Monday, June 3, 2013

How Kamau Made Peace

Kamau was a boy in Kenya.
After his father died, Kamau and his mother were often hungry, until she married a man who became Kamau’s foster father. The foster father worked hard and he sent Kamau to school. The couple had five other children.

When Kamau was in Third Grade, Kamau’s father had been good to him, but now he couldn’t send him to school. He put him to work caring for the animals –the goats and cows. Kamau was angry. He didn’t want to care for the animals. One day he ran away to Nairobi, the capital city.

In Nairobi, he lived on the streets. He got into fights. He learned to steal. He felt alone. Sometimes he was hungry and afraid. One day,a boy told him about Peace House (name changed for privacy). He learned that to go there you had to:
1. agree to change.
2. go to school, and
3. and get along with others.

Kamau found it great for about a month. He went to school with the other boys and came right home every day. But on the street, when he stole something, he sold it to buy fried chicken. He wanted some fried chicken. One day, he said he was sick and stayed home from school.

He took the blankets from the other children’s cots. He slipped out of the house and sold the blankets. When the children came home, they were angry. The counselor advised them to come together to talk about it. They had different opinions:

- some said “good riddance”
- others said, “we have to make him know he is one of us.”
- “we don’t want fights” ( Kamau had fought on the street).
- “but his family doesn’t want him. And we are his only family.”
- “we are all cold now without our blankets. What he does, affects all of us.”

After the discussion, the boys decided to look for him and tell him he could come home. They would forgive him, but he really had to change. Before Kamau had come to Peace House, he had stolen some watches. Now the police tracked the theft to someone at Peace House. When the counselor didn't give information, the counselor was arrested and beaten.

When the boys found Kamau, they told him he could return, but he would have to listen to what they had to say. Kamau sat in a circle with them. They told him how they felt. He was one of them. And they wanted him to stay, but he had to agree to change.

The boys said he had to do something to make up for what he had done.

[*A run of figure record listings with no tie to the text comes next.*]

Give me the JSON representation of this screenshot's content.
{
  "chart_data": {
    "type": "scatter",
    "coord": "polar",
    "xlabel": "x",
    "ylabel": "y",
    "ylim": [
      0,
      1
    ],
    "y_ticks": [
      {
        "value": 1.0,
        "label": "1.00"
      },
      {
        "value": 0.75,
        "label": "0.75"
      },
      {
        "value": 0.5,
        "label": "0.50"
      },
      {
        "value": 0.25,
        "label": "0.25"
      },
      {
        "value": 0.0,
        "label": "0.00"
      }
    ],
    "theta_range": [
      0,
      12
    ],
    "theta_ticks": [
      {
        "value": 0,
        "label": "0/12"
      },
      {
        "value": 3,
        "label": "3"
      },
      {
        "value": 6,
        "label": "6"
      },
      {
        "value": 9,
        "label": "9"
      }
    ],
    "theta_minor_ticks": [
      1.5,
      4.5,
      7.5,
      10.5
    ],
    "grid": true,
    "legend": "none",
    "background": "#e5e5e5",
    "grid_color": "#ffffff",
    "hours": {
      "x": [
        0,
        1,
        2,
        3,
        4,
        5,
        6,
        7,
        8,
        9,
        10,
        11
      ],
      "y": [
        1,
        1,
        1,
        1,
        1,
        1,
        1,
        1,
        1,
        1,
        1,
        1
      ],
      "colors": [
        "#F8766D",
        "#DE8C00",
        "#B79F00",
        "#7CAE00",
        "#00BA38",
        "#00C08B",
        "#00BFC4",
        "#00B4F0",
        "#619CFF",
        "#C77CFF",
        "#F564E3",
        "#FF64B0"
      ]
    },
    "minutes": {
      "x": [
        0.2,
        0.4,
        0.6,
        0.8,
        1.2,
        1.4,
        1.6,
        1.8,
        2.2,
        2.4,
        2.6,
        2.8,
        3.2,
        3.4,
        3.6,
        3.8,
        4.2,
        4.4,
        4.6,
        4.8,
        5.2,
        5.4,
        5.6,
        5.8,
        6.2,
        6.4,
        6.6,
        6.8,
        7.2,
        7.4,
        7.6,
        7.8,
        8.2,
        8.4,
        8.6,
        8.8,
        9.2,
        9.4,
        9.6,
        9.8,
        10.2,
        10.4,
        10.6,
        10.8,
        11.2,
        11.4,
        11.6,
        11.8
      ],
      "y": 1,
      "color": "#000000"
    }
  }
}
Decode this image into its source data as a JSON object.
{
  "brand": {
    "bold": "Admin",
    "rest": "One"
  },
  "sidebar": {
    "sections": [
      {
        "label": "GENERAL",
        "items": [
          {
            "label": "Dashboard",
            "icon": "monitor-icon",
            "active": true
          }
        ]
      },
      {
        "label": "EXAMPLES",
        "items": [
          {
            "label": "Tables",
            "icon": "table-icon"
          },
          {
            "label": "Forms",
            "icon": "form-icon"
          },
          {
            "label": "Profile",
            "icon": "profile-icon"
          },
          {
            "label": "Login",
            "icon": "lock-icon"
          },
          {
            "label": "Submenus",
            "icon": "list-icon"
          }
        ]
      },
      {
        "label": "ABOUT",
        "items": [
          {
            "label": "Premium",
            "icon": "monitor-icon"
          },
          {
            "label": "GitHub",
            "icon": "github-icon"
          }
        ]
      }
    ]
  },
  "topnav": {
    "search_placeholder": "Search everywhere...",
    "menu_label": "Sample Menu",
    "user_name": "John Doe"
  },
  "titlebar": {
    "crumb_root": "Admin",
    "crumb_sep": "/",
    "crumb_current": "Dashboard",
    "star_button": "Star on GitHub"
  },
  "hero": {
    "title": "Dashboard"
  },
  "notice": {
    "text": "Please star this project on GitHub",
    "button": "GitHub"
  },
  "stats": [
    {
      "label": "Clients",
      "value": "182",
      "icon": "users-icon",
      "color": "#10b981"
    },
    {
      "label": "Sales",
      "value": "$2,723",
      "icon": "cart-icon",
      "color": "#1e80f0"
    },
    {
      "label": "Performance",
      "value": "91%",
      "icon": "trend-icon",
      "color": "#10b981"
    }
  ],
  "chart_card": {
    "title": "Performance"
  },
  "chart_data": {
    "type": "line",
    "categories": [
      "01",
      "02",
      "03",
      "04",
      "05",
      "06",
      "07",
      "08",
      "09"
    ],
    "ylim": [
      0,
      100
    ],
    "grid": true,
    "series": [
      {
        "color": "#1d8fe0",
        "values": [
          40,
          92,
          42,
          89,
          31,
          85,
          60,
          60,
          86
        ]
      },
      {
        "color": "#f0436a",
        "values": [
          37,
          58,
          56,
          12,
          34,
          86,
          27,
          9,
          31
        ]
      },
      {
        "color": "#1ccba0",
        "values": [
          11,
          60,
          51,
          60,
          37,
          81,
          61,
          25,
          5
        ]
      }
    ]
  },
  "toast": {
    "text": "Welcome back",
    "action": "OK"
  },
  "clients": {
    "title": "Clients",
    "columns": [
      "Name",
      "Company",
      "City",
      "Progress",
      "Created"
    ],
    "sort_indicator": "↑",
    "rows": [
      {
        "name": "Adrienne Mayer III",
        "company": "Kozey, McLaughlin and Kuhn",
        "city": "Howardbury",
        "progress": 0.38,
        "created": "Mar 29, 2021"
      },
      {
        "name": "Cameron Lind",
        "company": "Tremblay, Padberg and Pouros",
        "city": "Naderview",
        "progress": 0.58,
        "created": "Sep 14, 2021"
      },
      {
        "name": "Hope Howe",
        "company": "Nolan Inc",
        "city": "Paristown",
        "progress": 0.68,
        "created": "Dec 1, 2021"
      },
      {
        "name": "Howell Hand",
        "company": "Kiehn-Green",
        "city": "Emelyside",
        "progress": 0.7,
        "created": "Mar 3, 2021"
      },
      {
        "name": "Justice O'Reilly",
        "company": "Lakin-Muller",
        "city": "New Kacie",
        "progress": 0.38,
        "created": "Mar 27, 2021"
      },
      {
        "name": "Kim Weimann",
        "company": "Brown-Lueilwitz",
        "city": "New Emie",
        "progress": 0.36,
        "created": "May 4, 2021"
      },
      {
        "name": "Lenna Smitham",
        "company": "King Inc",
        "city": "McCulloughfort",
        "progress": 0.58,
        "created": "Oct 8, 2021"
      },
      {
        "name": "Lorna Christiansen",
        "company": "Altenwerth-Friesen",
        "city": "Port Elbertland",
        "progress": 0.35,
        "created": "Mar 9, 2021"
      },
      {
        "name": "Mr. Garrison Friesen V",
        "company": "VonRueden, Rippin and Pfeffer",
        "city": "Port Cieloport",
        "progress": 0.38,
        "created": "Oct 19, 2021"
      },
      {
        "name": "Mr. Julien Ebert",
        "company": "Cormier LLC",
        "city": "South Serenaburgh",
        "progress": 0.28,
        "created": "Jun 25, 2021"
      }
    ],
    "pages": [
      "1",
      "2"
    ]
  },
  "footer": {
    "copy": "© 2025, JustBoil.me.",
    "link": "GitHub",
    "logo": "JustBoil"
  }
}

They decided he should care for the counselor who was recovering from the beating. Kamau agreed to this. Every day until the counselor was well, Kamau carried food to him, helped him sit up, did what he could.

Kamau began to understand. He was ashamed of what he had done. He learned he was forgiven and welcome in the group. He did change. He went to school and studied hard. And one day his foster father,who had been looking for him, found him. Kamau was glad to go home. He knew his family needed him. From his friends at Peace House, he had learned what it means to belong to a family.

Thursday, May 30, 2013

How "Billy" Makes Peace

How "Billy" Thinks about Things

Eight-year-old "Billy" suffers from ADHD Attention Deficit Hyperactivity Disorder. He is on medication. He is also very intelligent. His mother has just gotten out of prison. His parents are fighting over his custody.

When he seemed overcome with drowsiness in my tutoring session with him, I asked if he hadn't slept. He told me his mother had taken him for the weekend. They went to a party on Sunday evening where he played video games most of the night. The party was far from school, so they began to drive back at five AM.

I asked if he slept in the car.

"No," he said. "My mother was playing loud music all the way."

When I told him he could nap, he put his head down, but didn't sleep. He sat up and commented on a variety of subjects. How caterpillars grow to be butterflies, how he would like to grow up and be able to drive. "No one in my family is a good driver. When we turned off the bridge, my mother hit a rock."

Billy is only eight years old, but he is thinking about how to make his world a safer one. As his parents battle for his custody, he ponders many things.